G. Edgell 1, M. Brooke-Peat 2
1)  Geoffrey Edgell, Director, Lucideon Limited,
Queens Road, Penkhull, Stoke on Trent,
Staffordshire, ST4 7LQ, (England)
2)  Matthew Brooke-Peat, Course Director – Architectural Technology,
School of Built Environment and Engineering, Leeds Beckett University,
Northern Terrace, Queen Square Court,
Leeds, LS2 8AG, (England)

Keywords: Listed Brickwork, Hygrothermal Testing, Sampling.

Abstract. Battersea Power Station was the largest brickwork building in Europe when it was completed in 1955. The building is a major London landmark. It was closed in 1983 and part of the roof has since been removed, leaving the interior exposed to the weather. The building is being redeveloped to provide a mix of office, residential and retail accommodation. Grade II* listed status protects the former power station. The external aesthetic is of architectural significance and the internal appearance considered to be industrial archaeology, both are to be largely preserved. There were concerns that upon completion the residual moisture within the masonry, and its drying out driven by the conditioning of the internal spaces, could generate problems, such as mould growth, efflorescence, condensation and frost damage.
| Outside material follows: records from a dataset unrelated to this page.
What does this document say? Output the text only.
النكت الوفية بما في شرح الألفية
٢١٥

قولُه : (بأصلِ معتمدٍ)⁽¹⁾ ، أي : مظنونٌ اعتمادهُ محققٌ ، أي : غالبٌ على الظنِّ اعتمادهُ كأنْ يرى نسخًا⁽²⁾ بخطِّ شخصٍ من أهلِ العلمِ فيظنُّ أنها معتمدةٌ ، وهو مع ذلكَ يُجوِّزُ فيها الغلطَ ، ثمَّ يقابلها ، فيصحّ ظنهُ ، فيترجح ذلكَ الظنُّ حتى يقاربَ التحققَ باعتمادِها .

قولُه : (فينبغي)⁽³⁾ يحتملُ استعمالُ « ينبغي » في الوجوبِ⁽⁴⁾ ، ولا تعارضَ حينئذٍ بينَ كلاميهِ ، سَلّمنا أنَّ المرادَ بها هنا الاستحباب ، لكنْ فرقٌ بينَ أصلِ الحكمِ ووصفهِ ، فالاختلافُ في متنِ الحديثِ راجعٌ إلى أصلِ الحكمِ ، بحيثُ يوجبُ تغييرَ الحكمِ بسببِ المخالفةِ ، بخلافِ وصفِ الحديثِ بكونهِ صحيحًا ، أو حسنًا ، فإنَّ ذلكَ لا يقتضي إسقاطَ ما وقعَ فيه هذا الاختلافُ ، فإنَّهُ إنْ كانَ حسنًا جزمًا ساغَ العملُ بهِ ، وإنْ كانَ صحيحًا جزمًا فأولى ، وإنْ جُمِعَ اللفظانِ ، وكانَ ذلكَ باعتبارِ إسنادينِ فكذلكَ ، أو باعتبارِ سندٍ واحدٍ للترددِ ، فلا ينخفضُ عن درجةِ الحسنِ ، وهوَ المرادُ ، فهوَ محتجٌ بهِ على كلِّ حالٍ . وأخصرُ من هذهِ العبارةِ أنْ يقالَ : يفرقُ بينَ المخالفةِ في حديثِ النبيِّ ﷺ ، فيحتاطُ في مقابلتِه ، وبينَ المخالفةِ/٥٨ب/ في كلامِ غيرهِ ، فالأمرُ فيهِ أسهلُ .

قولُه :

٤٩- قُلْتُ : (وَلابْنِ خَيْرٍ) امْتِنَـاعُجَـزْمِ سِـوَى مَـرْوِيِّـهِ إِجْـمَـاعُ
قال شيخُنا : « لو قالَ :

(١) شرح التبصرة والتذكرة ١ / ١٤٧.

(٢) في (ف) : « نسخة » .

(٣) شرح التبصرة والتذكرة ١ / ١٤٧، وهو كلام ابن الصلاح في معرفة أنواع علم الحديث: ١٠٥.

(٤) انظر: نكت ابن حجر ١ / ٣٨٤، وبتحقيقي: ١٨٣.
This paper describes a programme of sampling and testing to evaluate the initial moisture profile though the brickwork, and its physical and hygric properties. Findings are presented from hygrothermal simulations undertaken to investigate the risk of the various moisture related problems occurring in use. The presented outputs illustrate the predicted behaviours through moisture contents, relative humidity, and temperatures plots. The making of judgements on identified risks are explained. Further works to assess risks at specific local features are ongoing.